Violencia en México no se alteró con la caída de El Chapo

26 de julio del 2019

Eliminar a los líderes más peligrosos del narcotráfico no ha terminado con este mal.

NYT

Pese a toda la fanfarria que rodeó la caída de Joaquín Guzmán Loera, el amo de las drogas conocido como El Chapo, la narrativa más amplia de la guerra contra las drogas sigue inalterada.

Muchas personas en México argumentarían que la guerra sólo ha empeorado desde su extradición y su reciente sentencia a cadena perpetua por contrabandear toneladas de drogas a Estados Unidos y dejando una estela de muerte a su paso. Y a juzgar por las cifras de homicidios en los últimos años, que continúan imponiendo récords, es fácil ver por qué.

“Estamos experimentando demasiada violencia”, dijo José Luis Córdoba, de 47 años, quien trabaja en una empresa de seguridad privada en la Ciudad de México. “Así que no, esta situación definitivamente no se detendrá ni cambiará porque el Chapo haya sido sentenciado a cadena perpetua”.

Los capos caen, surgen nuevos y el tráfico de drogas continúa ininterrumpidamente. En medio de todo ello, la cantidad de muertes se eleva, particularmente en México. Las vidas perdidas han rebasado los niveles que se alcanzaron cuando Guzmán estaba en las calles, supervisando un vasto imperio de asesinos.

Eliminar a los líderes más peligrosos del narcotráfico no ha terminado con este mal. Prácticamente se ha comprobado que la iniciativa estadounidense conocida como Estrategia contra Capos (Kingpin Strategy), que consiste en desmantelar los cárteles de la droga capturando a sus líderes, ha fracasado.
En lugar de destruir a los cárteles eliminando a sus cabecillas, esta política ha generado grupos más pequeños, menos disciplinados y con frecuencia más mortíferos.

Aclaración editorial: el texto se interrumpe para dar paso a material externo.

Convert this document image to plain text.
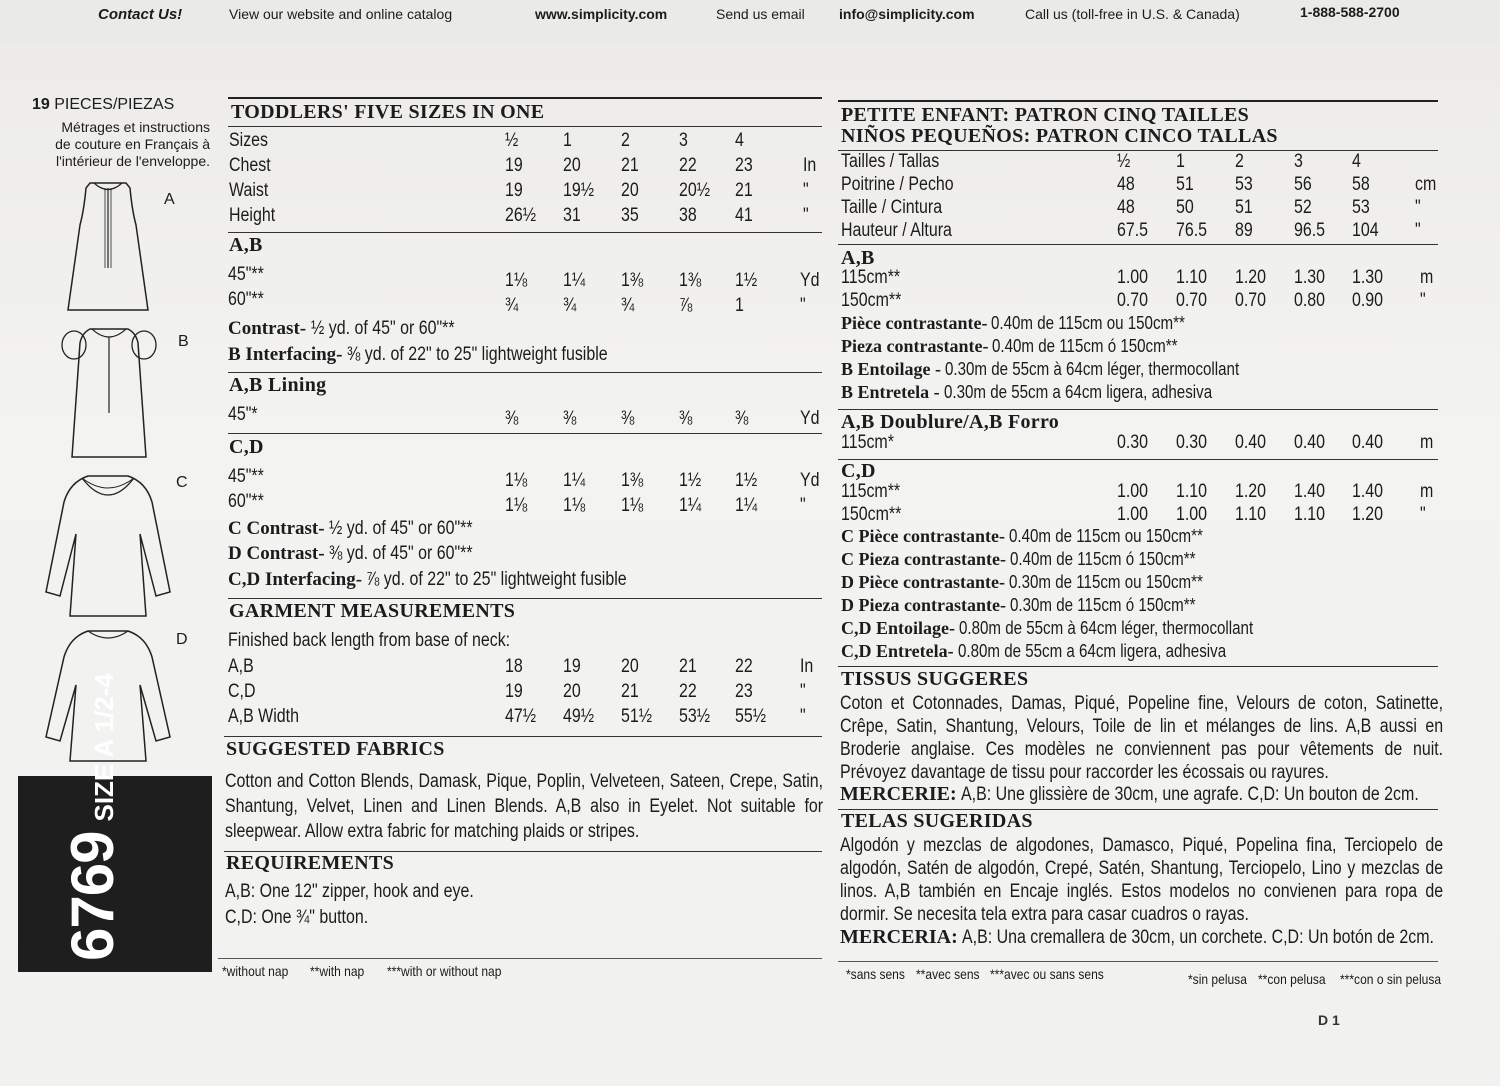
Contact Us!	View our website and online catalog	www.simplicity.com	Send us email info@simplicity.com	Call us (toll-free in U.S. & Canada)	1-888-588-2700
19 PIECES/PIEZAS
Métrages et instructions
de couture en Français à
l'intérieur de l'enveloppe.
A
B
C
D
6769SIZE A 1/2-4
TODDLERS' FIVE SIZES IN ONE
Sizes	½ 1	2	3 4
Chest	19 20 21 22 23	In
Waist	19 19½ 20 20½ 21	"
Height	26½ 31 35 38 41	"
A,B
45"**	1⅛ 1¼ 1⅜ 1⅜ 1½ Yd
60"**	¾ ¾ ¾ ⅞ 1	"
Contrast- ½ yd. of 45" or 60"**
B Interfacing- ⅜ yd. of 22" to 25" lightweight fusible
A,B Lining
45"*	⅜ ⅜ ⅜ ⅜ ⅜	Yd
C,D
45"**	1⅛ 1¼ 1⅜ 1½ 1½ Yd
60"**	1⅛ 1⅛ 1⅛ 1¼ 1¼ "
C Contrast- ½ yd. of 45" or 60"**
D Contrast- ⅜ yd. of 45" or 60"**
C,D Interfacing- ⅞ yd. of 22" to 25" lightweight fusible
GARMENT MEASUREMENTS
Finished back length from base of neck:
A,B	18 19 20 21 22 In
C,D	19 20 21 22 23 "
A,B Width	47½ 49½ 51½ 53½ 55½ "
SUGGESTED FABRICS
Cotton and Cotton Blends, Damask, Pique, Poplin, Velveteen, Sateen, Crepe, Satin, Shantung, Velvet, Linen and Linen Blends. A,B also in Eyelet. Not suitable for sleepwear. Allow extra fabric for matching plaids or stripes.
REQUIREMENTS
A,B: One 12" zipper, hook and eye.
C,D: One ¾" button.
*without nap **with nap ***with or without nap
PETITE ENFANT: PATRON CINQ TAILLES
NIÑOS PEQUEÑOS: PATRON CINCO TALLAS
Tailles / Tallas	½ 1	2	3	4
Poitrine / Pecho	48 51 53 56 58 cm
Taille / Cintura	48 50 51 52 53 "
Hauteur / Altura	67.5 76.5 89 96.5 104 "
A,B
115cm**	1.00 1.10 1.20 1.30 1.30 m
150cm**	0.70 0.70 0.70 0.80 0.90 "
Pièce contrastante- 0.40m de 115cm ou 150cm**
Pieza contrastante- 0.40m de 115cm ó 150cm**
B Entoilage - 0.30m de 55cm à 64cm léger, thermocollant
B Entretela - 0.30m de 55cm a 64cm ligera, adhesiva
A,B Doublure/A,B Forro
115cm*	0.30 0.30 0.40 0.40 0.40 m
C,D
115cm**	1.00 1.10 1.20 1.40 1.40 m
150cm**	1.00 1.00 1.10 1.10 1.20 "
C Pièce contrastante- 0.40m de 115cm ou 150cm**
C Pieza contrastante- 0.40m de 115cm ó 150cm**
D Pièce contrastante- 0.30m de 115cm ou 150cm**
D Pieza contrastante- 0.30m de 115cm ó 150cm**
C,D Entoilage- 0.80m de 55cm à 64cm léger, thermocollant
C,D Entretela- 0.80m de 55cm a 64cm ligera, adhesiva
TISSUS SUGGERES
Coton et Cotonnades, Damas, Piqué, Popeline fine, Velours de coton, Satinette, Crêpe, Satin, Shantung, Velours, Toile de lin et mélanges de lins. A,B aussi en Broderie anglaise. Ces modèles ne conviennent pas pour vêtements de nuit. Prévoyez davantage de tissu pour raccorder les écossais ou rayures.
MERCERIE: A,B: Une glissière de 30cm, une agrafe. C,D: Un bouton de 2cm.
TELAS SUGERIDAS
Algodón y mezclas de algodones, Damasco, Piqué, Popelina fina, Terciopelo de algodón, Satén de algodón, Crepé, Satén, Shantung, Terciopelo, Lino y mezclas de linos. A,B también en Encaje inglés. Estos modelos no convienen para ropa de dormir. Se necesita tela extra para casar cuadros o rayas.
MERCERIA: A,B: Una cremallera de 30cm, un corchete. C,D: Un botón de 2cm.
*sans sens **avec sens ***avec ou sans sens	*sin pelusa **con pelusa ***con o sin pelusa
D 1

“Desafortunadamente, México no tiene la capacidad para lidiar con la fracturación del cártel y la red descomunal que es el Cártel de Sinaloa”, dijo Giovanni Márquez, de 27 años, un economista mexicano, en referencia al cártel de Guzmán. “A final de cuentas, no es gran noticia para nosotros”.

En México ha surgido una nueva fuerza, el Cártel Jalisco Nueva Generación, y se encuentra en una guerra con otras organizaciones por el dominio de las rutas de contrabando por México hacia Estados Unidos. Los homicidios se están elevando en Acapulco, Tijuana y Ciudad Juárez. Pero también están repuntando en regiones antes tranquilas.

Aun así, los analistas afirman que es importante encarcelar a líderes como Guzmán.

“A largo plazo, el hecho de no perseguir a los líderes envía un mensaje de impunidad”, comentó Jorge Chabat, un experto en seguridad en la Universidad de Guadalajara.

“Las dinámicas fundamentales subyacentes en la guerra contra las drogas han sido las mismas durante alrededor de medio siglo”, dijo David Shirk, profesor de la Universidad de San Diego y director de su programa Justicia en México. “No quiero llamarla una batalla inútil, pero ¿de qué otra forma se le puede llamar?”.